5. Athènes ville mouroir ?

En ce qui concerne les différents comportements au sein de l’espace urbain et de l’espace rural conformément à la Statistique du mouvement annuel de la population, il semble qu’en Grèce en règle générale, les villes sont plus mortifères que les villages. Notons qu’il s’agit d’un fait constaté dans d’autres pays européens 318. M. Garden et E. Bournova, en examinant les données pour le département l’Attique - Béotie (un habitat profondément dispersé, sans véritable centre urbain en dehors de la capitale et du grand port), aboutissent à la même conclusion dans leur article « La population d'Athènes et de sa région dans la seconde moitié du XIXe siècle ». Plus précisément, les dernières années de la période qu’ils étudient montrent une pression poussée et continue de la mortalité urbaine, alors que le nombre des décès semble presque stable dans les communautés rurales. Entre 1880 et 1883 ce sont 58,6% du total des décès de l’Attique - Béotie qui sont enregistrés à Athènes - Le Pirée : la triste réputation de mouroir des grandes villes gagne la Grèce alors même que la capitale garde encore une taille modeste. A partir de 1875, l’écart se creuse entre l’agglomération urbaine et les zones rurales de l’Attique et de la Béotie.

La période étudiée est donc une période de mortalité élevée tant pour la Grèce que pour sa capitale. Les conditions de vie à Athènes pendant ce demi-siècle resteront difficiles vu que les grands problèmes de la ville (manque d’égouts, approvisionnement en eau potable insuffisant et rues non pavées) ne trouveront que des solutions partielles.
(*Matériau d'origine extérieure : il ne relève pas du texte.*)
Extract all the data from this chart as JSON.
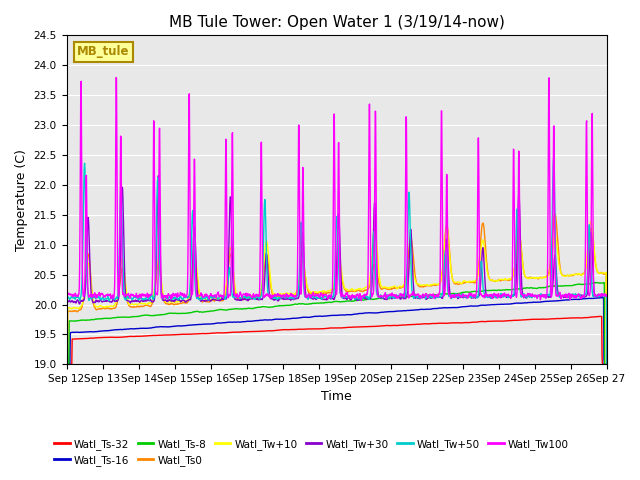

Comme nous le verrons cependant, le pourcentage des enfants sur le nombre total de décès qui sont enregistrés à Athènes diminue, la part des personnes âgées et la durée moyenne de vie augmente. Pour la capitale, cette période coïncide avec le début d’une amélioration, même limitée, de l’hygiène publique.

Notes
318.

Lors de la moitié du XIXe siècle en Prusse la mortalité urbaine est de 31.5‰ et la mortalité dans le milieu rural de 29.8‰. Lors de la même période en Angleterre la mortalité urbaine est de 26.9‰ et dans le milieu rural elle s’élève à 20.6‰ alors qu’à la fin du XIXe elle s’élève à 18.9‰ dans le milieu urbain et de 16.7‰ dans le milieu rural. Enfin, en France pendant la période de 1886 à 1891 la mortalité dans les villes françaises est de 24‰ et de 19,9‰ dans les campagnes. Jean-Luc Pinol, François Walter, 2007, p.107.